Later of course, Ada became famous for doing some computery things with Charles Babbage, the mechanics of their work on the Analytical Engine being something I still don't completely grasp, probably because my parents seemed not to mind if I read a poem now and then. Thus, no doubt: my mathematical ruin.
So it all worked out for the best in a way, especially if someone turning to you and saying "did you know the first computer programmer was totally hot??" is your idea of "in a way." Ada Lovelace: first computer programmer, hot, questionable taste in headwear.
I've updated the "About" section with some more detail and FAQ's.
some more things:
I cannot mention Lovelace and Babbage without linking to Sydney's wonderful comic, The Thrilling Adventures of Lovelace and Babbage.
If you're not reading Three Word Phrase, you oughta be.
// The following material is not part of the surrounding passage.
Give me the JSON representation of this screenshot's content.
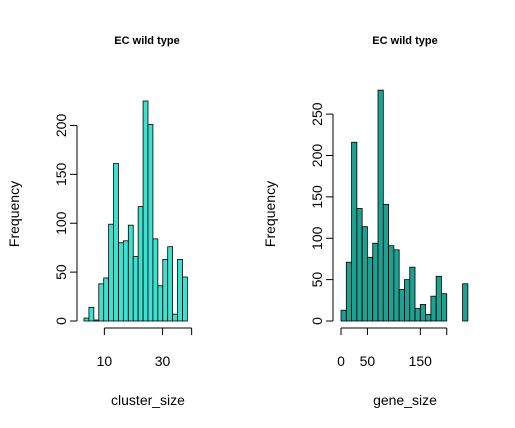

Because of Jules Verne's birthday, and this link being on Drawn, I have been forwarded this several times! (I follow Drawn too). But still, these Verne illustrations are so worth a look.
To one-up you, because it's sort of Verne-esque, Steve Wolfhard showed me this the other day, a collection of art by Newfoundland artist David Blackwood. Stunning, haunting, very very beautiful.
One more: Pete wanted you to know the names of the students who wrote these charmers. A group of 5 girls did all the comics, their self-chosen English names are Gloria, Jenny, Harry, Tomboy and Goldfish. Thanks guys! And credit where credit is due, folks!